Treatment response prediction using MRI images has been shown as an efficient clinical decision-making tool. Abdollahi et al. developed various radiomics models based on pre- and post-intensity-modulated radiotherapy (IMRT) MRI data for individualized treatment response prediction in PCa patients [51]. Their results showed that the features extracted from pre-treatment MRI images predicted early IMRT response with reliable performance. Moreover, Hung et al. presented a novel ML method of processing automated performance metrics to evaluate surgical performance and predict clinical outcomes after robot-assisted radical prostatectomy (RARP) [52]. Their model predicted length of hospital stay, operative time, Foley catheter duration, and urinary continence with over 85% accuracy [53]. In a recent study, Wong et al. used three ML algorithms for the prediction of early biochemical recurrence and showed with an AUC > 0.95 to outperform traditional statistical regression models [54]. Such methodology can be employed as potentially more accurate for identifying patients at risk and equip patients and physicians alike with prognostic information to provide individualized health care (Table 4).

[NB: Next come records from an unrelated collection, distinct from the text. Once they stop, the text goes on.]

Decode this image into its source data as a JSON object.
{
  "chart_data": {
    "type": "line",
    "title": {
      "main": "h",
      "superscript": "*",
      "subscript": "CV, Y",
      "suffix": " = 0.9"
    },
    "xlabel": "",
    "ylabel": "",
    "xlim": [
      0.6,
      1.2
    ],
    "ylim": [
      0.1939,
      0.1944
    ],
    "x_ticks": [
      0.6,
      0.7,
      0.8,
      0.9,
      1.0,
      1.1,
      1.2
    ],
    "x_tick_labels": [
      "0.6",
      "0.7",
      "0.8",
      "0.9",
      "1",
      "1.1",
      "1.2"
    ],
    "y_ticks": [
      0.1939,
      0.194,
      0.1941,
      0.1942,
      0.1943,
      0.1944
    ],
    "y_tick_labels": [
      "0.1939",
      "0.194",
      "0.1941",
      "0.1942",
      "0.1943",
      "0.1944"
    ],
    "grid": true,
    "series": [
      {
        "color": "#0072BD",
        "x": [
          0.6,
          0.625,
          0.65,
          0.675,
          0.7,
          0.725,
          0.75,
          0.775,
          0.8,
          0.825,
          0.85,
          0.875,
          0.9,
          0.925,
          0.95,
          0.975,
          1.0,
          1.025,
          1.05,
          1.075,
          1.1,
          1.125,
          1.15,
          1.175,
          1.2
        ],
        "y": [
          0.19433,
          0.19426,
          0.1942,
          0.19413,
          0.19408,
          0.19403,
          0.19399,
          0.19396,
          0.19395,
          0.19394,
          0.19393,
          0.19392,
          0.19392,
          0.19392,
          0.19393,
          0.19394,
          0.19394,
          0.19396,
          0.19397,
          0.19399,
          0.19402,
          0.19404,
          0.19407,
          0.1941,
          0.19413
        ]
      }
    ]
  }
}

Table 4 Machine and deep learning applications in prostate cancer

ML and DL limitations

AI technologies have been attracting substantial attention in urology; however, their real-life implementation still faces obstacles. Several limitations exist in most studies applying ML and DL methods to urological diseases. First, the variability in study design, algorithms employed, training features used, and observed end points make it difficult to perform quantitative analysis. Second, most algorithms in these studies were validated with their dataset; therefore, they lack external validation and the generalizability of their results across other datasets is not applicable. Third, further algorithm development and research are particularly required in the field of urolithiasis to outperform conventional statistical methods as observed in urooncological investigations to reduce procedural costs and maximize patient outcomes. Lastly, some studies did not compare AI with conventional statistical analysis, since these methods only allow a limited number of training features, whereas AI can process big data and can thus be trained with a greater number of training features. For this reason, a comparison between any two techniques is challenging [55].

Future directions

Future research should focus on the construction of larger medical databases and further development of AI techniques. Once developed, the use of improved algorithms should not require large computer centers, but be performed on mobile devices or by access to cloud services. Specialized AI-based software for image-guided, real-time, intraoperative decisions will require appropriate regulatory approvals to function with robotic platforms and expand to operating rooms worldwide [56]. Issues remain regarding the trustworthiness of a computer´s diagnosis and that programming biases do not interfere with diagnoses. Human intuition, experience, and common sense will remain to play a crucial role in future AI developments to ensure that these systems are operating as intended and to deal with undesired consequences in a timely fashion.

Conclusion

The predictive precision of ML and DL will continue to provide and enhance personalized medicine with the further inclusion of data and model retraining. Larger patient datasets and electronic medical records can be semi-automated to provide instant predictive analytics that can be used to obtain insights into a variety of disease processes. Predictive accuracy, however, is highly dependent on efficient data integration obtained from different sources to enable it to be generalized. Although the shared decision-making will not be replaced by these models, it may complement the information patients obtain from traditional methods. While this is the beginning and further validation is required, there are limitless future applications for artificial intelligence in the field of urology.